In January 1710, the bridge is mentioned in court records as a public bridge in need of repair, as well as the approaches damaged by floods, needing repair. In October 1712, further repairs are paid for. This inspection and repair carries on for several years, until 1764 when it is felt enough work had been done. Yet a few years later more work is needed. Eventually part of the bridge falls down in 1795 and large amounts of money are spent by the county on extensive repairs.
During this period turnpikes (toll roads) were being created, particularly from Levens bridge across the mosses west towards Furness. But it was not until 1818 that the causeway was improved between Levens village and Sampool bridge, thus increasing traffic.

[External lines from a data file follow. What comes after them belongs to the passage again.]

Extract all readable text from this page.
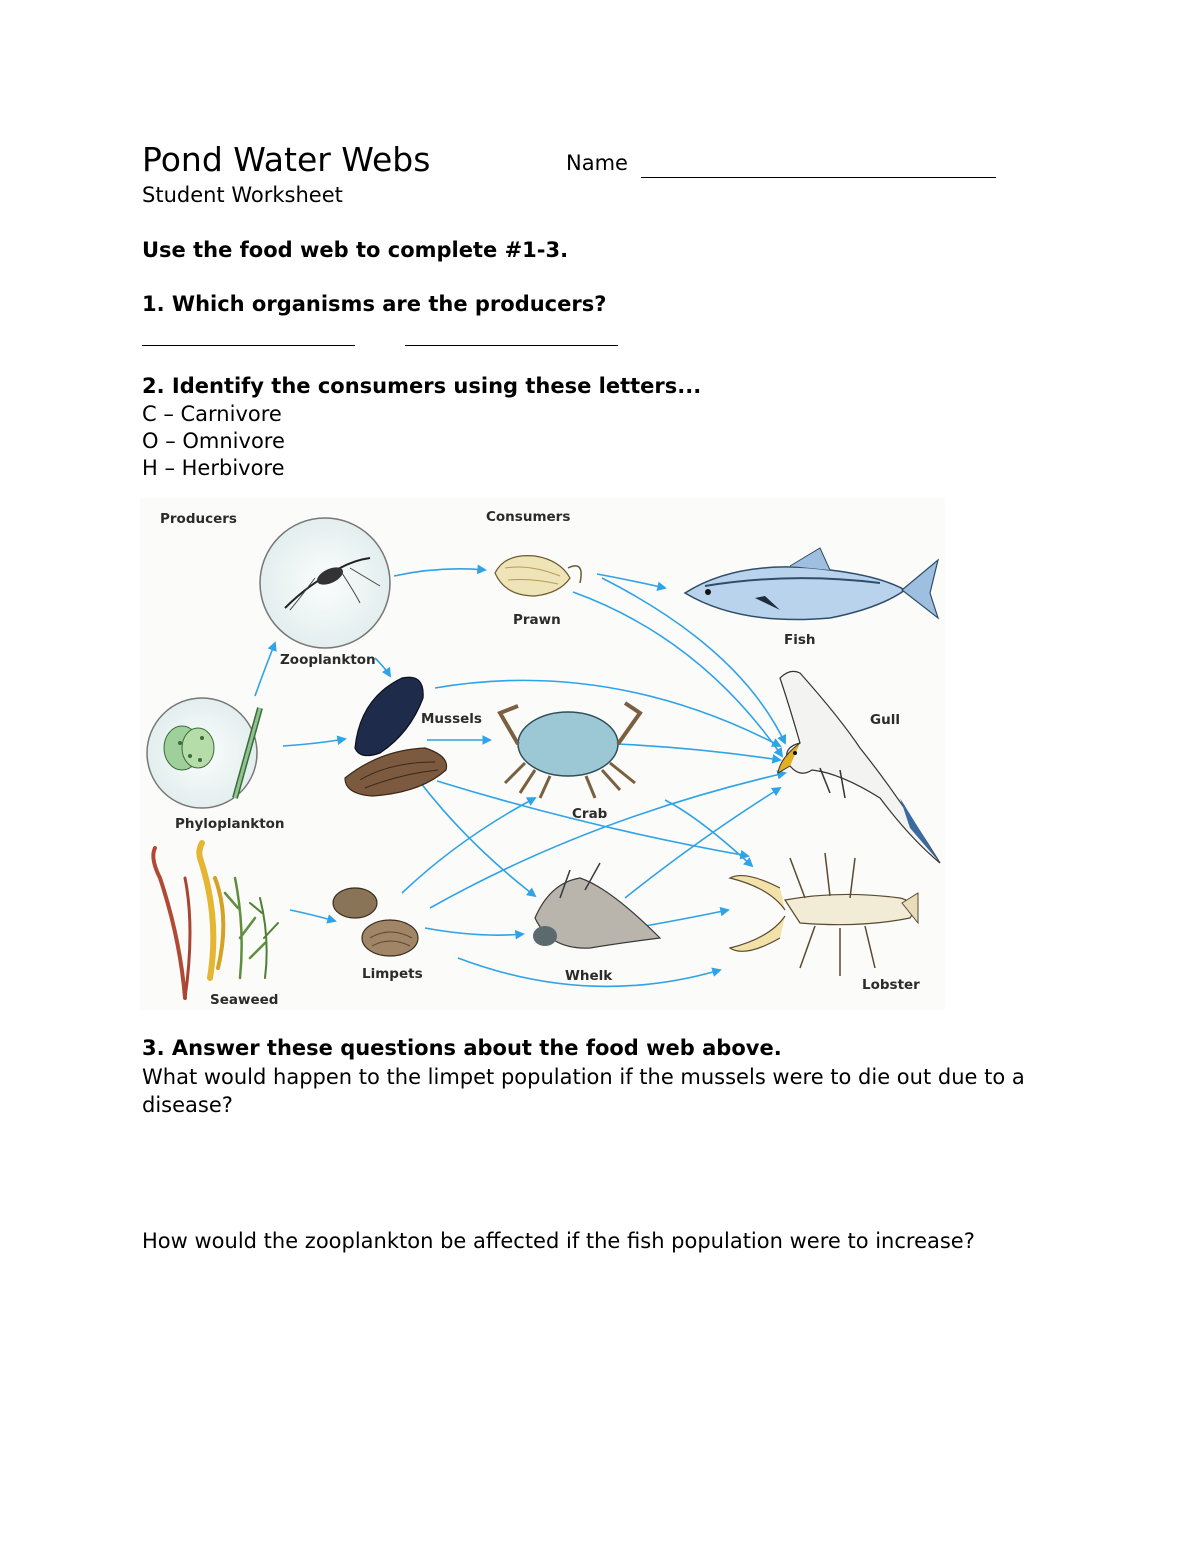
Pond Water Webs	Name
Student Worksheet
Use the food web to complete #1-3.
1. Which organisms are the producers?
2. Identify the consumers using these letters...
C – Carnivore
O – Omnivore
H – Herbivore
Producers	Consumers
Zooplankton
Phyloplankton
Seaweed
Prawn
Fish
Mussels
Crab
Gull
Limpets	Whelk
Lobster
3. Answer these questions about the food web above.
What would happen to the limpet population if the mussels were to die out due to a disease?
How would the zooplankton be affected if the fish population were to increase?
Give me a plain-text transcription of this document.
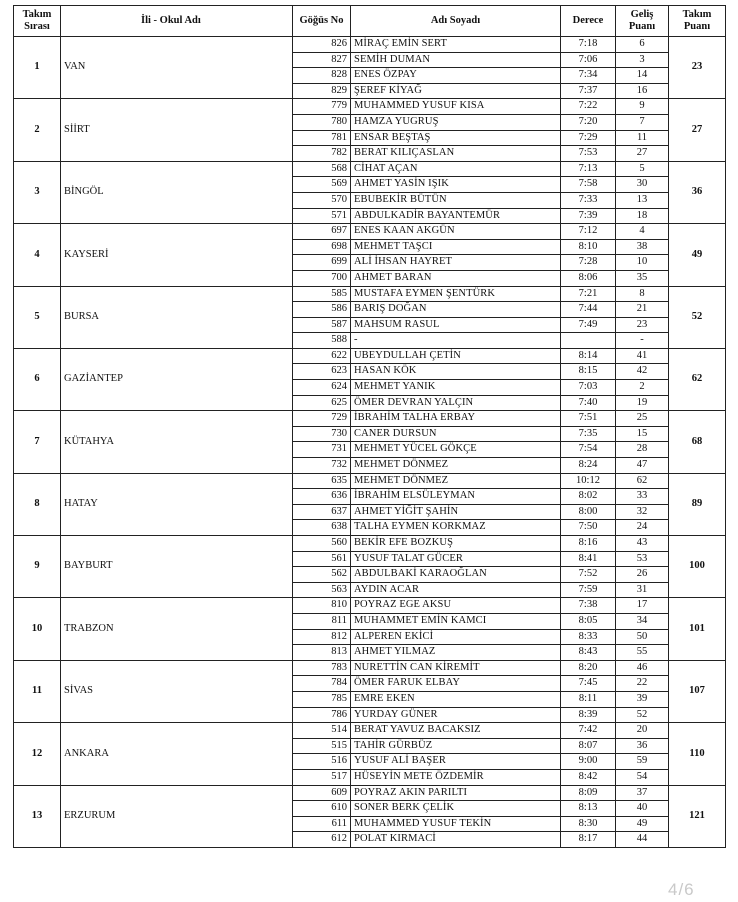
Takım Sırası	İli - Okul Adı	Göğüs No	Adı Soyadı	Derece	Geliş Puanı	Takım Puanı
1	VAN	826	MİRAÇ EMİN SERT	7:18	6	23
		827	SEMİH DUMAN	7:06	3	
		828	ENES ÖZPAY	7:34	14	
		829	ŞEREF KİYAĞ	7:37	16	
2	SİİRT	779	MUHAMMED YUSUF KISA	7:22	9	27
		780	HAMZA YUGRUŞ	7:20	7	
		781	ENSAR BEŞTAŞ	7:29	11	
		782	BERAT KILIÇASLAN	7:53	27	
3	BİNGÖL	568	CİHAT AÇAN	7:13	5	36
		569	AHMET YASİN IŞIK	7:58	30	
		570	EBUBEKİR BÜTÜN	7:33	13	
		571	ABDULKADİR BAYANTEMÜR	7:39	18	
4	KAYSERİ	697	ENES KAAN AKGÜN	7:12	4	49
		698	MEHMET TAŞCI	8:10	38	
		699	ALİ İHSAN HAYRET	7:28	10	
		700	AHMET BARAN	8:06	35	
5	BURSA	585	MUSTAFA EYMEN ŞENTÜRK	7:21	8	52
		586	BARIŞ DOĞAN	7:44	21	
		587	MAHSUM RASUL	7:49	23	
		588	-		-	
6	GAZİANTEP	622	UBEYDULLAH ÇETİN	8:14	41	62
		623	HASAN KÖK	8:15	42	
		624	MEHMET YANIK	7:03	2	
		625	ÖMER DEVRAN YALÇIN	7:40	19	
7	KÜTAHYA	729	İBRAHİM TALHA ERBAY	7:51	25	68
		730	CANER DURSUN	7:35	15	
		731	MEHMET YÜCEL GÖKÇE	7:54	28	
		732	MEHMET DÖNMEZ	8:24	47	
8	HATAY	635	MEHMET DÖNMEZ	10:12	62	89
		636	İBRAHİM ELSÜLEYMAN	8:02	33	
		637	AHMET YİĞİT ŞAHİN	8:00	32	
		638	TALHA EYMEN KORKMAZ	7:50	24	
9	BAYBURT	560	BEKİR EFE BOZKUŞ	8:16	43	100
		561	YUSUF TALAT GÜCER	8:41	53	
		562	ABDULBAKİ KARAOĞLAN	7:52	26	
		563	AYDIN ACAR	7:59	31	
10	TRABZON	810	POYRAZ EGE AKSU	7:38	17	101
		811	MUHAMMET EMİN KAMCI	8:05	34	
		812	ALPEREN EKİCİ	8:33	50	
		813	AHMET YILMAZ	8:43	55	
11	SİVAS	783	NURETTİN CAN KİREMİT	8:20	46	107
		784	ÖMER FARUK ELBAY	7:45	22	
		785	EMRE EKEN	8:11	39	
		786	YURDAY GÜNER	8:39	52	
12	ANKARA	514	BERAT YAVUZ BACAKSIZ	7:42	20	110
		515	TAHİR GÜRBÜZ	8:07	36	
		516	YUSUF ALİ BAŞER	9:00	59	
		517	HÜSEYİN METE ÖZDEMİR	8:42	54	
13	ERZURUM	609	POYRAZ AKIN PARILTI	8:09	37	121
		610	SONER BERK ÇELİK	8:13	40	
		611	MUHAMMED YUSUF TEKİN	8:30	49	
		612	POLAT KIRMACİ	8:17	44	
4/6
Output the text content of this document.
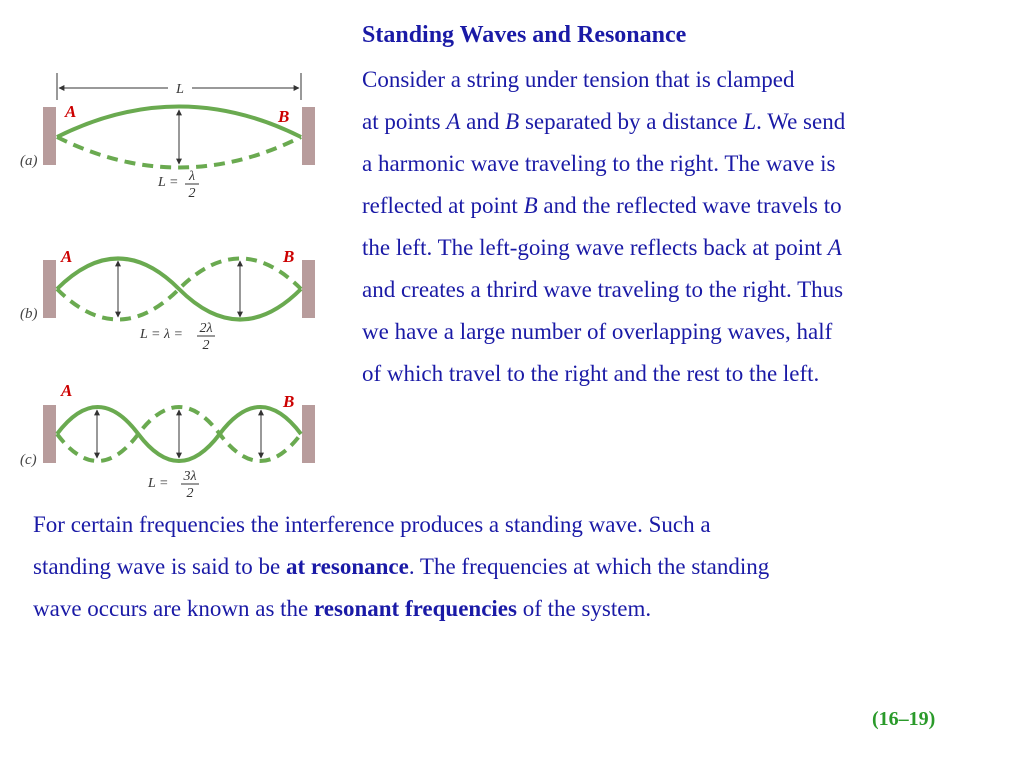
L
A	B
(a)
L = λ
2
A	B
(b)
L = λ = 2λ
2
A
B
(c)
L = 3λ
2
Standing Waves and Resonance
Consider a string under tension that is clamped
at points A and B separated by a distance L. We send
a harmonic wave traveling to the right. The wave is
reflected at point B and the reflected wave travels to
the left. The left-going wave reflects back at point A
and creates a thrird wave traveling to the right. Thus
we have a large number of overlapping waves, half
of which travel to the right and the rest to the left.
For certain frequencies the interference produces a standing wave. Such a
standing wave is said to be at resonance. The frequencies at which the standing
wave occurs are known as the resonant frequencies of the system.
(16–19)
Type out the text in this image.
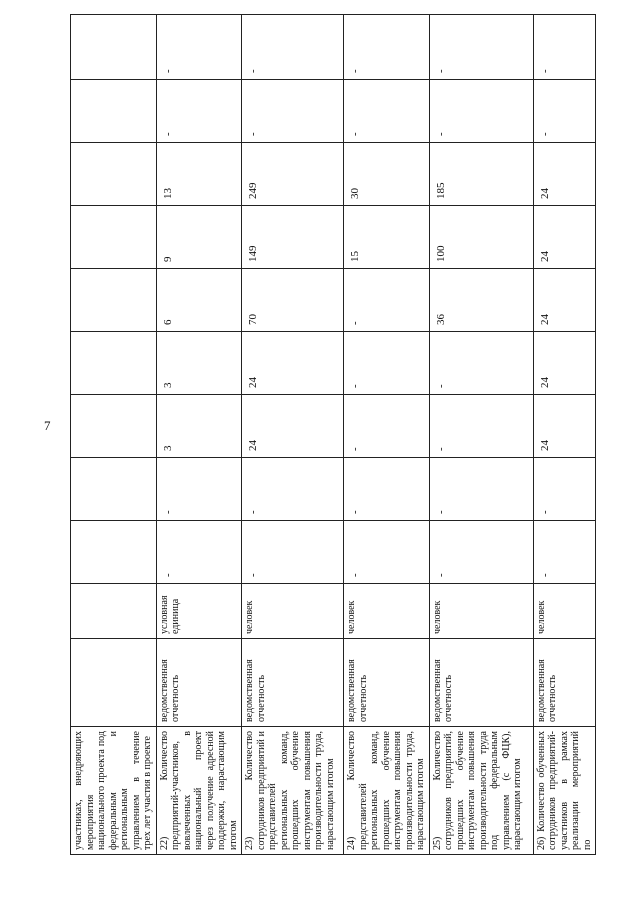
7
участниках, внедряющих мероприятия национального проекта под федеральным и региональным управлением в течение трех лет участия в проекте											
22) Количество предприятий-участников, вовлеченных в национальный проект через получение адресной поддержки, нарастающим итогом	ведомственная отчетность	условная единица	-	-	3	3	6	9	13	-	-
23) Количество сотрудников предприятий и представителей региональных команд, прошедших обучение инструментам повышения производительности труда, нарастающим итогом	ведомственная отчетность	человек	-	-	24	24	70	149	249	-	-
24) Количество представителей региональных команд, прошедших обучение инструментам повышения производительности труда, нарастающим итогом	ведомственная отчетность	человек	-	-	-	-	-	15	30	-	-
25) Количество сотрудников предприятий, прошедших обучение инструментам повышения производительности труда под федеральным управлением (с ФЦК), нарастающим итогом	ведомственная отчетность	человек	-	-	-	-	36	100	185	-	-
26) Количество обученных сотрудников предприятий-участников в рамках реализации мероприятий по	ведомственная отчетность	человек	-	-	24	24	24	24	24	-	-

"1891 25 February. Levens Bridge consists of two spans, 52 ft. 7 ins. and 47 ft. 9 ins. on the south and north sides respectively, with a central pier 11 ft. 5 ins. thick. It has been built in two sections, the lower portion built first with an overall width of 10 feet, and the upper portion added. There has been no attempt to tie the two portions together and the consequence is that they have separated from nothing at the springing line to something approaching 12 inches at the crown. The whole structure is out of plumb, inclining from west to east. The surveyor suggests bolting the two sections together, and that the arches be bared on the top and levelled up with cement concrete and that covered with asphalte to prevent the water percolating through and further disintegrating the masonry. C.C. Minutes, 1889–94." (visit link
Travellers by horse drawn coach had two choices to get from Lancaster to Furness. Either quickly cross the tidal treacherous Morecambe Bay sands, or take the longer, safer route via Kendal. They had to travel from Lancaster up to Kendal on rutted muddy roads, to cross the Kent river, to then climb out of Kendal into the Lyth valley and across Bowland Bridge to Greenodd and Furness.
Once Levens Bridge was built, travellers could reduce their journey time, by crossing river Kent at a lower point. The track across the Lyth valley mosses was unstable and not at all solid.
The bridge was an important feature for travellers.
Even as late as the 1970s, Levens Bridge was important, as the M6 motorway ended 6 miles south at Carnforth. All Scotland bound traffic, using the A6, had to cross the bridge. The A6 was the main road north, until the M6 motorway was extended to the Scottish border, near Carlisle.